Is this estimation of an integral right? Let $f\in\mathscr{S}(\mathbb{R}^3)$ (the Schwartz space), $k>0$ and consider the integral
$$\varphi(k)=\int_{\mathbb{R}^3}\frac{e^{ik|x|}}{|x|}f(x)dx$$Is the estimation $|\varphi(k)|\leq\frac{M}{k^2}$ right?
I can write it as
$$\int_{\mathbb{R}^3}\frac{e^{ik|x|}}{|x|}f(x)dx=\lim_{\varepsilon\to 0}\frac{1}{k^2}\int_{\mathbb{R}^3\setminus B_\varepsilon(0)}k^2\frac{e^{ik|x|}}{|x|}f(x)dx$$
(the limit equals the given integral because $f$ is in the Schwartz space using the dominated convergence)

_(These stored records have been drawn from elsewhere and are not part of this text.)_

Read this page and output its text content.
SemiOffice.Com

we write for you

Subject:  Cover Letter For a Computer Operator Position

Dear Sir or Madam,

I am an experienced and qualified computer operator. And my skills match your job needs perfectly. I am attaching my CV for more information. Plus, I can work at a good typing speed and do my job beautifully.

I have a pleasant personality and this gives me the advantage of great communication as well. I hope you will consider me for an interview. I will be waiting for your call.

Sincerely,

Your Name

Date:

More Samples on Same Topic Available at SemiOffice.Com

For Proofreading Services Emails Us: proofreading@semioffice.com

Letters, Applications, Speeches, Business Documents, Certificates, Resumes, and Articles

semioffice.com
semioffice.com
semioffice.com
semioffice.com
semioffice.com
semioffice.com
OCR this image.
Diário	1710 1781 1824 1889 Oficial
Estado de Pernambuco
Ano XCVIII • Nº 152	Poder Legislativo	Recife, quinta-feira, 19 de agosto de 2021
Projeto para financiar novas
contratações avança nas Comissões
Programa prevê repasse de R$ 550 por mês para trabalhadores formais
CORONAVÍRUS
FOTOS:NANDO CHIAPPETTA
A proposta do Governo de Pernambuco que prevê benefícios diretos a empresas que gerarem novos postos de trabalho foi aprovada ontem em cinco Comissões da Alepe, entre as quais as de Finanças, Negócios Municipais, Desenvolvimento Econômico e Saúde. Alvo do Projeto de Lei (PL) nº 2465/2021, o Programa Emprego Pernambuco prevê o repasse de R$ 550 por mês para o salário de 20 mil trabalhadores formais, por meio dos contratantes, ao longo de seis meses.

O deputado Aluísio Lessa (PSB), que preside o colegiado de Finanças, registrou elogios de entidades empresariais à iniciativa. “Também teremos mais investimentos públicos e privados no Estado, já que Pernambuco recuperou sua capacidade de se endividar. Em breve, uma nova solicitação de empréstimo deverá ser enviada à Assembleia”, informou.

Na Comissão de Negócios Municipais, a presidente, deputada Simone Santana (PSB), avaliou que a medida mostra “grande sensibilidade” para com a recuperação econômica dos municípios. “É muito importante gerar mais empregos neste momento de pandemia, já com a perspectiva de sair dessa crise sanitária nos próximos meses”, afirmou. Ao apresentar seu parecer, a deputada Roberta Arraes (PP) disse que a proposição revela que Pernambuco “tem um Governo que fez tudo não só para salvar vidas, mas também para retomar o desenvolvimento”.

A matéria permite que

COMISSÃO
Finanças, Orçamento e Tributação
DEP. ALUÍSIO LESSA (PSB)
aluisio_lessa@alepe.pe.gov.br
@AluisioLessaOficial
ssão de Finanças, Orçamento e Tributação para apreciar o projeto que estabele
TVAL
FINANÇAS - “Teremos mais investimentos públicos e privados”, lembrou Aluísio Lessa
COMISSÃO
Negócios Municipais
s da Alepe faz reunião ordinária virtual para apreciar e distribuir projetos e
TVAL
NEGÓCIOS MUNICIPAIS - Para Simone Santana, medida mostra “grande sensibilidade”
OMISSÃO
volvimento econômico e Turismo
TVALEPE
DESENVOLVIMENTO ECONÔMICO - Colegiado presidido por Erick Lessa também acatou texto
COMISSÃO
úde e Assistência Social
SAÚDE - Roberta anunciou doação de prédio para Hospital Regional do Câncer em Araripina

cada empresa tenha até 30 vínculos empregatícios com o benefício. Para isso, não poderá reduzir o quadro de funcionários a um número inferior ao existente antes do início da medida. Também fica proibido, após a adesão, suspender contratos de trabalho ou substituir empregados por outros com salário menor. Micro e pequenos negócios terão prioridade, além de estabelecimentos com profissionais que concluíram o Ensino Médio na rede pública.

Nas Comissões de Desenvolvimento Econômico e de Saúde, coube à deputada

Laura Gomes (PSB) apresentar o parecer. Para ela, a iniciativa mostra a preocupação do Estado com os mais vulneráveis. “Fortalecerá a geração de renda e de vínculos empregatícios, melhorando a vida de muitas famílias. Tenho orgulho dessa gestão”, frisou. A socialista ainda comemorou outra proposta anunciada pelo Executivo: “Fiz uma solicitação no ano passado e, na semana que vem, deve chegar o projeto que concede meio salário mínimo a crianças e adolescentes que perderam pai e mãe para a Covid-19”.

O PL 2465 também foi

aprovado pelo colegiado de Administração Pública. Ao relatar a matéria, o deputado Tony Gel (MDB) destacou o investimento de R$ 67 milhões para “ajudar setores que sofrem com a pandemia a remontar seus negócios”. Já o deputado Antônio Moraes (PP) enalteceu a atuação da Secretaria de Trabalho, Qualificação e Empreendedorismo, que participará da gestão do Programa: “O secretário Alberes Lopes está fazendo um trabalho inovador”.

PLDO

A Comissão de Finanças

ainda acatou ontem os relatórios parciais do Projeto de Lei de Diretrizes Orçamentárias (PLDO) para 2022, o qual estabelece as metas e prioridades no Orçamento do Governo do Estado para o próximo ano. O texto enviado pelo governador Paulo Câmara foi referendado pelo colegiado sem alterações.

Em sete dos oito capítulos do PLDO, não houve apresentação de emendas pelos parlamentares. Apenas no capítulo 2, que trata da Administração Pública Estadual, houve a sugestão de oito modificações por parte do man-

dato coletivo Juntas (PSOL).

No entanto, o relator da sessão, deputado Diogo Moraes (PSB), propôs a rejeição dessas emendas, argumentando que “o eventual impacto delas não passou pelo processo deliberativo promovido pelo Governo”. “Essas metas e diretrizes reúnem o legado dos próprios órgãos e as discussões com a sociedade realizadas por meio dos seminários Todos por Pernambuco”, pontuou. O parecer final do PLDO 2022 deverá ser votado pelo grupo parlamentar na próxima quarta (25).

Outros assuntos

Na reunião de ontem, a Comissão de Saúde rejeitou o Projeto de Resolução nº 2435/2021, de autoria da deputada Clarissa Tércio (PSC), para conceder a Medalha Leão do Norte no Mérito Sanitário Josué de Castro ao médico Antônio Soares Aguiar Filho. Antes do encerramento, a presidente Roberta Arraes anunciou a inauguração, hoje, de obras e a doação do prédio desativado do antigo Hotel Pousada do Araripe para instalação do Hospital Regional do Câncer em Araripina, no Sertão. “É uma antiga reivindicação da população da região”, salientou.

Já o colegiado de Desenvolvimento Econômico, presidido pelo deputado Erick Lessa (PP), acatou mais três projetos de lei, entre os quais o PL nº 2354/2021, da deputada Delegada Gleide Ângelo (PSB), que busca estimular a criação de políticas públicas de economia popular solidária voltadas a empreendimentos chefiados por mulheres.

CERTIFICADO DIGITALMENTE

Now I can use the fact that if $x\neq 0$
$$-\Delta\bigg(\frac{e^{ik|x|}}{|x|}\bigg)=k^2\frac{e^{ik|x|}}{|x|}$$ so
$$\lim_{\varepsilon\to 0}\frac{1}{k^2}\int_{\mathbb{R}^3\setminus B_\varepsilon(0)}k^2\frac{e^{ik|x|}}{|x|}f(x)dx=\lim_{\varepsilon\to 0}\int_{\mathbb{R}^3\setminus B_\varepsilon(0)}\bigg(-\Delta\frac{e^{ik|x|}}{|x|}\bigg)f(x)dx$$
At this point I can use the integration by parts to have
$$=\frac{1}{k^2}\lim_{\varepsilon\to 0}\bigg\{-\int_{\mathbb{R}^3\setminus B_0(\varepsilon)}dx\frac{e^{ik\vert x\vert}}{\vert x\vert}(\Delta f)(x)-\int_{\partial B_0(\varepsilon)}d\sigma f\nabla\bigg(\frac{e^{ik\vert x\vert}}{\vert x\vert}\bigg)\cdot\nu+\int_{\partial B_0(\varepsilon)}d\sigma\frac{e^{ik\vert x\vert}}{\vert x\vert}\nabla f\cdot\nu\bigg\}$$
Using the regularity of $f$ (and of all its derivatives) the integral in the last equation are bounded, so I obtain that
$$|\varphi(k)|\leq\frac{M}{k^2}$$.
 A: Your argument is correct. But here is a different approach which gives more precise information. First, observe that for any orthogonal matrix $M\in O(3)$ the function $ f(Mx)$ is also in the Schwartz class. Consider $ g(x)=\int_{O(3)}f(Mx)\,d\mu(M)$ where $\mu$ is the   Haar measure on $O(3)$. The function $g$ is still in the Schwarz class, and is constant on every sphere with center at the origin. All this is a fancy way of saying that the average of $f$ over the sphere $|x|=r$ is a smooth function of $\mathbb r$ which extends (by even reflection) to a Schwartz function on $\mathbb R$. Let $F(r)$ be this average, and observe that $$\varphi(k)=4\pi\int_0^\infty rF(r)e^{ikr}\,dr \tag0$$ 
The problem has become one-dimensional.
Naturally, we want to extend the integral in (0) to all of $\mathbb R$. Recall that $F$ has a smooth even extension, $F(r)=F(-r)$.  Thus, 
$$\operatorname{Re}\varphi(k)=4\pi\int_0^\infty rF(r)\cos kr \,dr = 2\pi \int_{-\infty}^\infty |r| F(r)\cos kr \,dr = 2\pi \widehat{(|r|F)}(k)\tag1$$
and 
$$\operatorname{Im}\varphi(k)=4\pi\int_0^\infty rF(r)\sin kr \,dr = 2\pi \int_{-\infty}^\infty  r  F(r)\sin kr \,dr = -2\pi i \widehat{( r F)}(k)\tag2$$
Since $rF $ is a Schwartz function, so is $\operatorname{Im}\varphi$, according to (2). Unfortunately, $\operatorname{Re}\varphi$ is not as nice since the absolute value in (1) spoils the regularity. Well, at least $|r|F$ is a continuous function with globally integrable, piecewise continuous derivative. It is a shown here that the Fourier transform of such a function is $O(1/k^2)$. In fact, a  remark in the linked answer implies that $k^2 \varphi(k)\to 4\pi f(0)$ as $k\to\infty$, if I managed to keep the constants right.